Fenerbahçe’deki başkanlık yarışını, “burjuvazinin adayı” kazandı.
Solcularımız neden seviniyor? Anlaşılabilmiş değil...
Bunu, “beklenen siyasi değişim”in habercisi saydıkları için belki de...
Fakat değişim talepleri “aşağıdan” değil (aşağıdan yukarıya olması gerekiyordu ya), daha çok Amerika’dan geliyor. Nedense...
İlginçtir, “sol”un ezeli düşmanı Amerika neye itiraz ediyorsa, muhalif solcularımız da ona itiraz ediyor.

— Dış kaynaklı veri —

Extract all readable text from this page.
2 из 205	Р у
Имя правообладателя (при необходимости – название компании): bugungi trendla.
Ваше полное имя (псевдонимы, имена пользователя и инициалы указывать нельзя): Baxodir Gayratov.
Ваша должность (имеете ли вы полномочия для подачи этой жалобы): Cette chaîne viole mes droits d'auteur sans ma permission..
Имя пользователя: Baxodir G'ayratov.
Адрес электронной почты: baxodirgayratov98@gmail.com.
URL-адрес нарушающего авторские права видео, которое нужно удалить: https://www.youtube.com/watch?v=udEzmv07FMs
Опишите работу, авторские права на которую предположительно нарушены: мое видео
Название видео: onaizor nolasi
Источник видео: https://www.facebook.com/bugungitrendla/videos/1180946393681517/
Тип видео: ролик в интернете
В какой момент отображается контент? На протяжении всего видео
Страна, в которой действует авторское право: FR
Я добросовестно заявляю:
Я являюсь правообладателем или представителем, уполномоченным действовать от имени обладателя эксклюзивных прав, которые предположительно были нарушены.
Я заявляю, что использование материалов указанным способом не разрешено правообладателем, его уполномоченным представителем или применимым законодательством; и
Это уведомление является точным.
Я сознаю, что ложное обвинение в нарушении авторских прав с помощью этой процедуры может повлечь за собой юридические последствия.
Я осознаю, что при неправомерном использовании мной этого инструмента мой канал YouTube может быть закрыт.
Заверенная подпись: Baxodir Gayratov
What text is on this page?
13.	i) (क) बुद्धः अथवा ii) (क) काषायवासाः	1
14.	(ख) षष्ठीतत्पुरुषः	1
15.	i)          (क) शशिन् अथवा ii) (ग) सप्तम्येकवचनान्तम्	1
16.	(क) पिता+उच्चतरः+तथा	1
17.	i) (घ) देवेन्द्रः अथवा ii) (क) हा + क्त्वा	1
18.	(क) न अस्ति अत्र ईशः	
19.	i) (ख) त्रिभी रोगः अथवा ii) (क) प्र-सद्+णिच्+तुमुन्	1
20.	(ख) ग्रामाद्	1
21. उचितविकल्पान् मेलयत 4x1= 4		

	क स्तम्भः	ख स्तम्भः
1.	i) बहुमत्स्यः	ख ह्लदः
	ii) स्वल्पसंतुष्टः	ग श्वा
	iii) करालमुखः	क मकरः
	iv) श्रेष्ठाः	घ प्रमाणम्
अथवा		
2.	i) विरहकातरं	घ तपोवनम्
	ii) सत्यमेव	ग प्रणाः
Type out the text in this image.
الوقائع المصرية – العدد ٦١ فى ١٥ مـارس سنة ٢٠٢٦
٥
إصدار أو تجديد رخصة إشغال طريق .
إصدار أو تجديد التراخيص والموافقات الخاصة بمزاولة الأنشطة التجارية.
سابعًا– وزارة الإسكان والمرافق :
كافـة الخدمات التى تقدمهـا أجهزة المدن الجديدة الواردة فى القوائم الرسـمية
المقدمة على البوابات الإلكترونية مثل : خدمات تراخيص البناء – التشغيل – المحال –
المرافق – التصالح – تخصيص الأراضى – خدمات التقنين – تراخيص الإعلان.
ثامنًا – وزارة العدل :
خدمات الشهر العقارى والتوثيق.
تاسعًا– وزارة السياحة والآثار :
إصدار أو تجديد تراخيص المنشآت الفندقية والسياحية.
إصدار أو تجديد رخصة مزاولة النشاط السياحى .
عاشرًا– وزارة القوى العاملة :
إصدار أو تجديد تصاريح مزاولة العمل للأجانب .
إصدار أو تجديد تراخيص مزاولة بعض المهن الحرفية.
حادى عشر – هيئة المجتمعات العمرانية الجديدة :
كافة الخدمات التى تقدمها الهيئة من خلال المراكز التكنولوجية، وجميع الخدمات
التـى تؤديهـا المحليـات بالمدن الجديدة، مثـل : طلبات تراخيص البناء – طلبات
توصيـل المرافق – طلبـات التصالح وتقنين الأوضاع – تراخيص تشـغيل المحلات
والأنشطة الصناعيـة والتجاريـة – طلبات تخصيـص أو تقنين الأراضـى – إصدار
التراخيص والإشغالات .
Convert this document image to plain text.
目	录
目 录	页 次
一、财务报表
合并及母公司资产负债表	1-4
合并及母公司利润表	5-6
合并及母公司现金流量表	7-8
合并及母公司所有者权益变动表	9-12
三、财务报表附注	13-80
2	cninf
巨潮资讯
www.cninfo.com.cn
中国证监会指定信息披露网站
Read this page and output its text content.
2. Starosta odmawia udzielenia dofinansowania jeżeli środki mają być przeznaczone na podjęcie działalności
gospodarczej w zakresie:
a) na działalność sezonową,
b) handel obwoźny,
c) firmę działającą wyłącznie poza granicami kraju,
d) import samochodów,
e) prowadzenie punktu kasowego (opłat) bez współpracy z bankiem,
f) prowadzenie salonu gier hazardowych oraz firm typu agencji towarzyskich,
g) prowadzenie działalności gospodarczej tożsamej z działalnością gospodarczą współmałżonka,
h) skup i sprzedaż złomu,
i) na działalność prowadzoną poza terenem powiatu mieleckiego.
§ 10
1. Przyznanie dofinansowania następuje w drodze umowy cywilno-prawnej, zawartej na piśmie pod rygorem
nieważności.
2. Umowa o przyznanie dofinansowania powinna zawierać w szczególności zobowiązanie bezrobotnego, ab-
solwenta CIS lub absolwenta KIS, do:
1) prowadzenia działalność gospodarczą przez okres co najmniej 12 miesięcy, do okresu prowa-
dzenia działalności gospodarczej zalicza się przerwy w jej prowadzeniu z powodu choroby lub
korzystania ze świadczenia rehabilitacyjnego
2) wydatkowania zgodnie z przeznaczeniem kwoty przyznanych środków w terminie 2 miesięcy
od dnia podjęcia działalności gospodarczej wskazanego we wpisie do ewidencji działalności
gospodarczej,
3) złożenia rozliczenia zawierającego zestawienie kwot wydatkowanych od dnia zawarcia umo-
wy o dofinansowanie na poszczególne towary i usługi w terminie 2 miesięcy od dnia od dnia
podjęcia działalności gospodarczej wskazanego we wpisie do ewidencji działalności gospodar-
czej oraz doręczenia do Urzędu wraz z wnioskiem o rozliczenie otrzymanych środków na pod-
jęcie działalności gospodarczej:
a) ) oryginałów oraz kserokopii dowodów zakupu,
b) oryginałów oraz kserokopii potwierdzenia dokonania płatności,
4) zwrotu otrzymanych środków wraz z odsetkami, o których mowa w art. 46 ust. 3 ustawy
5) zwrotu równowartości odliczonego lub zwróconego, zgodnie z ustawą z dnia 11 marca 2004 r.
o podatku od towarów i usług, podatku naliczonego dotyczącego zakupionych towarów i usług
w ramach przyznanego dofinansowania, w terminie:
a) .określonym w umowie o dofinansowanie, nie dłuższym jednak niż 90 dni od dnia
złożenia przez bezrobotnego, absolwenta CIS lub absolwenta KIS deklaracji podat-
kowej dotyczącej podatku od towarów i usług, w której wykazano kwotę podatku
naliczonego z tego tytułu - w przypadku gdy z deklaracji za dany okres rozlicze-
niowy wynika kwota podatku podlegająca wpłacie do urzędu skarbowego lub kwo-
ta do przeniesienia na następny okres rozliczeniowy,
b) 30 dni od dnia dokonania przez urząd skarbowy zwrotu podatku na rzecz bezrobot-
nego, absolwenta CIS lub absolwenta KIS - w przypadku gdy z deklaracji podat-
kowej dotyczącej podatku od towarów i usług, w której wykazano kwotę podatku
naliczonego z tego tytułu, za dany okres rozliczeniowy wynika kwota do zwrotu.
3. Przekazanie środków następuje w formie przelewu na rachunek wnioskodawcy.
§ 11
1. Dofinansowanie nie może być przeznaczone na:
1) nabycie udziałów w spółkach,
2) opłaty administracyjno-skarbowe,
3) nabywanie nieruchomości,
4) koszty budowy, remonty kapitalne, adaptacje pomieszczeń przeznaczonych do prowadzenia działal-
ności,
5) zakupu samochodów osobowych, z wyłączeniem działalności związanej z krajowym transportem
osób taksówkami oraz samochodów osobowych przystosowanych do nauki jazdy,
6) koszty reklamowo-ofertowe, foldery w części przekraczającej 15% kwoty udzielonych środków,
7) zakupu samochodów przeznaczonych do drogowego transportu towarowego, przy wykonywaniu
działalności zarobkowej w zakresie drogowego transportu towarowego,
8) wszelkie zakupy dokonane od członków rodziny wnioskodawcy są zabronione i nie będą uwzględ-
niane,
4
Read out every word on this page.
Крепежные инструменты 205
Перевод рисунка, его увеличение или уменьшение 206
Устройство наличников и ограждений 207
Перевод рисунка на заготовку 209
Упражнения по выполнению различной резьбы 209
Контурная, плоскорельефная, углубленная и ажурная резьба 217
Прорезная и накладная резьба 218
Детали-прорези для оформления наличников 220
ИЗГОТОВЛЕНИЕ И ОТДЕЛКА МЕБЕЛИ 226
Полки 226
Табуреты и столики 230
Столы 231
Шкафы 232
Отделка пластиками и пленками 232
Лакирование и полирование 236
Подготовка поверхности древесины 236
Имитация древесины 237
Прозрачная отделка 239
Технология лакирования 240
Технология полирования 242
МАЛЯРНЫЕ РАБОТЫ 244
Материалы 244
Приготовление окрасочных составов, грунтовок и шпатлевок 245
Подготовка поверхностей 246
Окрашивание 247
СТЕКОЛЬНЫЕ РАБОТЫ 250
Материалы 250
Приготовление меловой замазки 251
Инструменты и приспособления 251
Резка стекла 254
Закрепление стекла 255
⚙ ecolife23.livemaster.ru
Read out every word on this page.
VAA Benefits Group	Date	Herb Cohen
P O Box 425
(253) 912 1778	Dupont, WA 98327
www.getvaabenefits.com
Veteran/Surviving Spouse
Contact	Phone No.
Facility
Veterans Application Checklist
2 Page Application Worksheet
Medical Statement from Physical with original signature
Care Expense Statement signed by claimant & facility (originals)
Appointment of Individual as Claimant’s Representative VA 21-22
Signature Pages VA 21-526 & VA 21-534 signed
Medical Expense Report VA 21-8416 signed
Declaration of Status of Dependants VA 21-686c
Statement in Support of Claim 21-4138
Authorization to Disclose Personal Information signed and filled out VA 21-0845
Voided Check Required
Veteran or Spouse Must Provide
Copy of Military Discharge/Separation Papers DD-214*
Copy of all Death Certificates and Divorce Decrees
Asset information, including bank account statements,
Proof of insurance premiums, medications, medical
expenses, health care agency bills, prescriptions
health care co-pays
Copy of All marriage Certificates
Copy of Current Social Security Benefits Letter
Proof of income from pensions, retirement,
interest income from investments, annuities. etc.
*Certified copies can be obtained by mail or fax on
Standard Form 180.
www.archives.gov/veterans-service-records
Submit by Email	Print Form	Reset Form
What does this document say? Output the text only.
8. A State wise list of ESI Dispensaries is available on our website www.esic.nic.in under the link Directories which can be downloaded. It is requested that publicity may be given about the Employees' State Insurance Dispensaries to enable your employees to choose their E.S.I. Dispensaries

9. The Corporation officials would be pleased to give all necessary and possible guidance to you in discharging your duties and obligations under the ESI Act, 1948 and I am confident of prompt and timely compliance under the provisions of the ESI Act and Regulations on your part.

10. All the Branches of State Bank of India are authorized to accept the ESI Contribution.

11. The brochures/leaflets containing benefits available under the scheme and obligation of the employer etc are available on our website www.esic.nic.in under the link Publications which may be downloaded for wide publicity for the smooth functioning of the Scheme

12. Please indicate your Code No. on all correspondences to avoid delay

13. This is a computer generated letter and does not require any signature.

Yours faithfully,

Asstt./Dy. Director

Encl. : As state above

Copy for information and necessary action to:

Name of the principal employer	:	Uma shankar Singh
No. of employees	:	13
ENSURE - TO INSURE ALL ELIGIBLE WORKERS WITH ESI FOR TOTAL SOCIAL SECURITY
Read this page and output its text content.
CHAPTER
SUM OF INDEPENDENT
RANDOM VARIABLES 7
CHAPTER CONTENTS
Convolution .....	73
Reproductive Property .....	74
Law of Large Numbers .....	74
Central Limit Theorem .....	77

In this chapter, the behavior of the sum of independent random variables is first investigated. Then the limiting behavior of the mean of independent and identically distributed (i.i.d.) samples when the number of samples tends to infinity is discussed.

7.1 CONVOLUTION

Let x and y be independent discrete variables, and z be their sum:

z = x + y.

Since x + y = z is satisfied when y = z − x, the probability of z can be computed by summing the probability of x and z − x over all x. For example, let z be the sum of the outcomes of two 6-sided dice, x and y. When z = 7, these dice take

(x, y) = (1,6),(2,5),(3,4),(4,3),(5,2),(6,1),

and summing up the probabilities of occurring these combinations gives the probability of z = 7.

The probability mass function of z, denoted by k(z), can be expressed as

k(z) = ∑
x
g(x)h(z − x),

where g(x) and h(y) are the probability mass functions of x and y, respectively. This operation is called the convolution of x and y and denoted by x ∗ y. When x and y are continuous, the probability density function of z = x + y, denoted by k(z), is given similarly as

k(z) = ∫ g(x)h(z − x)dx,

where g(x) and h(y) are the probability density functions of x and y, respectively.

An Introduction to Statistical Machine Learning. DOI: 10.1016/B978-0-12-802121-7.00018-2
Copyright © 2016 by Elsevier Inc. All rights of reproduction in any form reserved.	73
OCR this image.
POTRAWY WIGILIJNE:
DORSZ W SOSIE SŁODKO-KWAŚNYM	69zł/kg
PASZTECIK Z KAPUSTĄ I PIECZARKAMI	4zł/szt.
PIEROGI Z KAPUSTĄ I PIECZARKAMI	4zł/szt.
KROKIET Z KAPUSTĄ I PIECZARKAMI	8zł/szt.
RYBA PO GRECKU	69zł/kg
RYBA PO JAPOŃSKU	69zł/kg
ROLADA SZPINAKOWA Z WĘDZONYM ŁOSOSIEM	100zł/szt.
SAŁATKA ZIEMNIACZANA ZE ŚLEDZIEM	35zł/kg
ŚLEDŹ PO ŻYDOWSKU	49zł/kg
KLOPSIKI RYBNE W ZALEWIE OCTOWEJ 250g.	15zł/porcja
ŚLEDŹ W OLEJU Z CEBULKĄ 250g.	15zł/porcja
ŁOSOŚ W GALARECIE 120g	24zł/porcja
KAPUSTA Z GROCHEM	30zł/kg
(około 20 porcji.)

Beklenen değişim gerçekleşti oysa.
Halk eliyle gerçekleşti.
Bu değişimin lideri Recep Tayyip Erdoğan’dır.
Beğenin ya da beğenmeyin. Durum budur.
Değişimi tersine çevirmeye ve halkın yürüyüşünü durdurmaya seferber edilmiş muhalif solcularımızın, emperyalist Batı’dan andaç kavramlarla ispat-ı vücut etmesi de, gülünç değil, dramatiktir.
Rahmetli Mahir Kaynak, Türk solunun Moskova’dan değil, NATO’nun merkezi Brüksel’den kurgulandığını söylerdi de, konduramazdık.
Haklıymış!
Kredi ve şebelek
Söz bana düşmez ama “kredi” meselesinin “kamu” boyutuyla ilgili olduğum için, benim de bir çift söz söylemem gerekiyor.
Hürriyet’in şebeleği, (yasal statüsünün devam ettiği dönemde) Bank Asya’dan kredi kullanan bir meslektaşımıza sorular soruyor.
Soru sorma hakkını kendinde görebiliyor
Muhtemeldir ki, “kamu yararını” gözetiyor...
Zaten gazeteci kimdir?
Kamu adına soru soran kişidir.
Eh, şebelek de soruyor; “Cevap ver Nagehan” diyor, “Ama uzatmadan, ama laf kalabalığına getirmeden, ama geçiştirmeden, ama yuvarlamadan...”
Nagehan da cevap veriyor: “Kredi kullandığım doğrudur ama bunu karşılıksız almadım. Borcumu yasal faiziyle ve zamanında ödüyorum.”
Bankalar tüketiciye niçin kredi verirler?
Para kazanmak için.
Mahut banka da, para kazanmak için, bir gazeteci arkadaşımıza kredi kullandırmış. Karşılığını da “fazlasıyla” almış. Yani, para kazanmış.
Burada şaibeli ve gayrı kanuni bir durum varsa, şebelek bunu ortaya koymalıdır.
Bir de, para kazanmadan (“zararına”) kredi kullandıran bankalar var.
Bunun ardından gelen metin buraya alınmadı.